Site icon Gaskiyani Info

Politique de décrispation : Les maillons manquants

Depuis le début de son second mandat en mai 2021, le président Talon a entrepris de décrisper l’ambiance politique jusqu’alors électrique conformément à son engagement au lendemain de réélection. “Désormais donc, notre défi, notre leitmotiv doivent être de taire nos querelles pour nous consacrer à l’essentiel”, avait-il affirmé.

Et il a mandaté des responsables des institutions de la République pour des pourparlers secrets avec des opposants clés et des faiseurs d’opinion. Dans la foulée, il a reçu ses prédécesseurs Nicéphore Soglo et Yayi Boni qui étaient fortement opposés à sa politique. Dans la même lancée, les partis d’opposition ont été autorisés à prendre part aux élections législatives, ce qui était une première depuis son accession au pouvoir en 2016.

Mais tous ces efforts ne lui ont pas permis de gagner même un opposant à sa cause. Les antagonismes étaient trop forts pour que  ceux-ci aillent subitement se jeter dans ses bras. Et, à ce jour, aucune des revendications principales de l’opposition n’a été satisfaite.

Le parti ” Les Démocrates ” qui est la principale formation politique de l’opposition pose comme conditions préalables à toute réconciliation nationale, le retour des exilés et la libération des prisonniers politiques dont les principales figures sont Reckya Madougou et Joël Aïvo. Interpellés en pleine campagne pour l’élection présidentielle de 2021, ils sont privés de liberté depuis et rien ne laisse présager leur libération prochaine puisqu’ils ont été condamnés respectivement à 20 et 10 ans de prison.

Pour rendre éventuellement cette libération possible, le Parlement largement dominé par les députés du pouvoir a voté une loi fixant les conditions d’amnistie mais alors que plusieurs attendaient enfin la sortie de l’ensemble des détenus, rien n’y fit. Seuls quelques-uns triés selon des critères non élucidés ont pour le moment bénéficié de la mesure.
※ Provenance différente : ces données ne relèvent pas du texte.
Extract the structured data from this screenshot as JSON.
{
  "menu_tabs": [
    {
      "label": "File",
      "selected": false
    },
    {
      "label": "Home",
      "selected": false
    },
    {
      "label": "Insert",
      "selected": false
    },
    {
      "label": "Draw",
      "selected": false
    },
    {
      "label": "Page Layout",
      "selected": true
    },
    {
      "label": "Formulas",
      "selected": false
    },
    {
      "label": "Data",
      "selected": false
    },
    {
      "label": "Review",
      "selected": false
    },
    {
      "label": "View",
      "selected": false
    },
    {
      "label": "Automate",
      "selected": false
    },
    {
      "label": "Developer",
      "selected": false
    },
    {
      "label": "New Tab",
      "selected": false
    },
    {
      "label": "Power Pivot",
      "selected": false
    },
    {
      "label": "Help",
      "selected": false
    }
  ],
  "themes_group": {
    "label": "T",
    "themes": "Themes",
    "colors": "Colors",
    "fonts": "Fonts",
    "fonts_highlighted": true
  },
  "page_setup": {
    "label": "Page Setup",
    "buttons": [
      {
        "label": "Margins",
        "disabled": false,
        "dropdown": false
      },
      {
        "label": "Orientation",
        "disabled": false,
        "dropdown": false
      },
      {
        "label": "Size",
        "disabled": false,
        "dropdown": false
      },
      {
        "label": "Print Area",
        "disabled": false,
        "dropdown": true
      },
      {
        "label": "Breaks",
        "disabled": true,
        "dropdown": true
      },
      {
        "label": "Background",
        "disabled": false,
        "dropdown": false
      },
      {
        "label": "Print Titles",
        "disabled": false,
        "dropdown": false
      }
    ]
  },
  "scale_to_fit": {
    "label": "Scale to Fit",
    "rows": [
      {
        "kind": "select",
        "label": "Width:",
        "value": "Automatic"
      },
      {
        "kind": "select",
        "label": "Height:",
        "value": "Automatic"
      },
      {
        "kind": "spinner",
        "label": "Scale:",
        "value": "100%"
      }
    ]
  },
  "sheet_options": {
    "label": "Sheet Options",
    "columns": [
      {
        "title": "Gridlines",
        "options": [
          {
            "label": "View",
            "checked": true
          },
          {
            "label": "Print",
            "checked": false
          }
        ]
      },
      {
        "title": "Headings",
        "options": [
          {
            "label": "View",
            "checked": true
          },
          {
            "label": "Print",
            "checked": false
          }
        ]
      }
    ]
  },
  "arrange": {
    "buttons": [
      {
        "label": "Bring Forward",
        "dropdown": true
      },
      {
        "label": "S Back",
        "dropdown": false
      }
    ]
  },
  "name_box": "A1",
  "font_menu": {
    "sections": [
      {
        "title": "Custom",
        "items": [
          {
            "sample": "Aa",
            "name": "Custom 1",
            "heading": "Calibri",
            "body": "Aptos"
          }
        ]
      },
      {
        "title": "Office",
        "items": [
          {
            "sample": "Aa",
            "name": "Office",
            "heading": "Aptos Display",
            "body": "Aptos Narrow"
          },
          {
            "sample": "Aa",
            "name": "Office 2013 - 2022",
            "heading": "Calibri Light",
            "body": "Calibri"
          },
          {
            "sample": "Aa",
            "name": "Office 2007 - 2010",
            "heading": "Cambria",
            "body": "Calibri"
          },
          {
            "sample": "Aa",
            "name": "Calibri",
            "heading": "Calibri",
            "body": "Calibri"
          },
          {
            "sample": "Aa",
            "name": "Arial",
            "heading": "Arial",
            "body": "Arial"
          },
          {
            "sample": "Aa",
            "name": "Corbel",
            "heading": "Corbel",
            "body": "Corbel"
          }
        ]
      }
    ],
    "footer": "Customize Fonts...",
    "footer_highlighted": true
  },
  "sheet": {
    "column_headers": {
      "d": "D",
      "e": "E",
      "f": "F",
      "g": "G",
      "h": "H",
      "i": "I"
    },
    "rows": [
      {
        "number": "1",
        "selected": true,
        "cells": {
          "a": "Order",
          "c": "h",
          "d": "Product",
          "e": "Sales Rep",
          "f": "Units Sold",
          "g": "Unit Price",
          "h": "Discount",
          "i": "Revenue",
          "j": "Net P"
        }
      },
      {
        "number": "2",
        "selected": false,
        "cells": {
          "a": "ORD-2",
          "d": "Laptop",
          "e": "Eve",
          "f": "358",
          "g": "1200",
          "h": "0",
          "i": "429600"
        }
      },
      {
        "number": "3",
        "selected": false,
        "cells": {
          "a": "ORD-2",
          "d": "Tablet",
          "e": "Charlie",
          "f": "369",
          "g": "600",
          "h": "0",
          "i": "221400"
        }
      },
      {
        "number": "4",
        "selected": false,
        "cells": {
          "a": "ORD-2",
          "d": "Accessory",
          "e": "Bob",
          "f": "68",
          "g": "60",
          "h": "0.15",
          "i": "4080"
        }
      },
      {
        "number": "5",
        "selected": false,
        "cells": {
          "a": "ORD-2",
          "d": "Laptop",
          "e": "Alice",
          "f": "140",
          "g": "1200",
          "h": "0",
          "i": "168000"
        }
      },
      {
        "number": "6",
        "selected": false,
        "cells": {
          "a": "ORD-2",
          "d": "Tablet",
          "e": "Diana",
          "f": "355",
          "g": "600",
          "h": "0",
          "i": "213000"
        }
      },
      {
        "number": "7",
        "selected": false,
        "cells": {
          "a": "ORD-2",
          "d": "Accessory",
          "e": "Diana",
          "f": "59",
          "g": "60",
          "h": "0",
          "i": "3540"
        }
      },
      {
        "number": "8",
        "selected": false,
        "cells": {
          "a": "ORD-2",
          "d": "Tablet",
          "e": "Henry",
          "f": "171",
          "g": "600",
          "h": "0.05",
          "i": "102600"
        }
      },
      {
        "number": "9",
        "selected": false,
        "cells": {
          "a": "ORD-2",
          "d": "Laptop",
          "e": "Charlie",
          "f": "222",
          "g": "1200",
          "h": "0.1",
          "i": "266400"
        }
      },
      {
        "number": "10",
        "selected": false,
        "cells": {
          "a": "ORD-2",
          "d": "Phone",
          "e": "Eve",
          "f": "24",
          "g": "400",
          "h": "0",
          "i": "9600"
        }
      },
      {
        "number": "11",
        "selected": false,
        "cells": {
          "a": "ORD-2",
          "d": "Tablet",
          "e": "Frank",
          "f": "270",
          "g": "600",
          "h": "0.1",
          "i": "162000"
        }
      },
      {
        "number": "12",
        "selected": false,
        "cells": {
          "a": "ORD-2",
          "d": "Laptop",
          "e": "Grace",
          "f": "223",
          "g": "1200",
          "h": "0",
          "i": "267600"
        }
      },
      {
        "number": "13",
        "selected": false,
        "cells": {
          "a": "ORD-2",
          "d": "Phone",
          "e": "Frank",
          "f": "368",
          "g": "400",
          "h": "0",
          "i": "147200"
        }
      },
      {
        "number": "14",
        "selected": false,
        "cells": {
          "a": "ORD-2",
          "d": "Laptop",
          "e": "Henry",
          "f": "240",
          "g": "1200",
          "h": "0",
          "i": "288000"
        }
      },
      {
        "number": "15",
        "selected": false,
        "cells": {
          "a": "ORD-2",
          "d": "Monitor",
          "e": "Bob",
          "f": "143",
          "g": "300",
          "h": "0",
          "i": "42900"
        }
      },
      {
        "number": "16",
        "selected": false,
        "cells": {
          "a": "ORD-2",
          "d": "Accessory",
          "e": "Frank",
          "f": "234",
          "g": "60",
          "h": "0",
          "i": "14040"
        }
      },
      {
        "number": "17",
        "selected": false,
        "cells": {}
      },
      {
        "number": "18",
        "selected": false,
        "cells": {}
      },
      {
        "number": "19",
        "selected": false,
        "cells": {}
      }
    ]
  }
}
Quant aux exilés, la plupart d’entre eux sont poursuivis pour des crimes économiques avec comme dénominateur commun le fait d’avoir servi dans l’administration lorsque Yayi Boni était au pouvoir. Parmi eux figure le fils du président Soglo, ancien maire de Cotonou. Malgré le plaidoyer du père et de Yayi Boni en faveur de l’ensemble de ceux qui ont fui le pays, aucune garantie n’a été donnée pour leur retour en toute sérénité.

Aujourd’hui la liberté d’expression est quasiment revenue et les partis politiques peuvent mener leurs activités en toute liberté mais tant que ces deux maillons de la chaîne seront absents, il restera un goût d’inachevé à la décrispation de la vie politique nationale. Hélas, il y a beaucoup d’intérêts en jeu. Le président de la République en est à son dernier mandat et ses partisans ne verront pas d’un bon œil le retour sur scène de personnalités capables de leur barrer la route de la succession. Dans ce contexte, les jeux de coulissent vont forcément aller dans le sens du maintien du statut quo. Faire fi des pressions de son camp serait alors une attitude qui permettra au président Talon de sortir davantage agrandi, comme le général Mathieu Kérékou l’a fait à la Conférence nationale de 1990 lorsque, allant à contre-courant de son propre camp, il a accepté les conclusions de ces assises qui ont fondé la démocratie béninoise.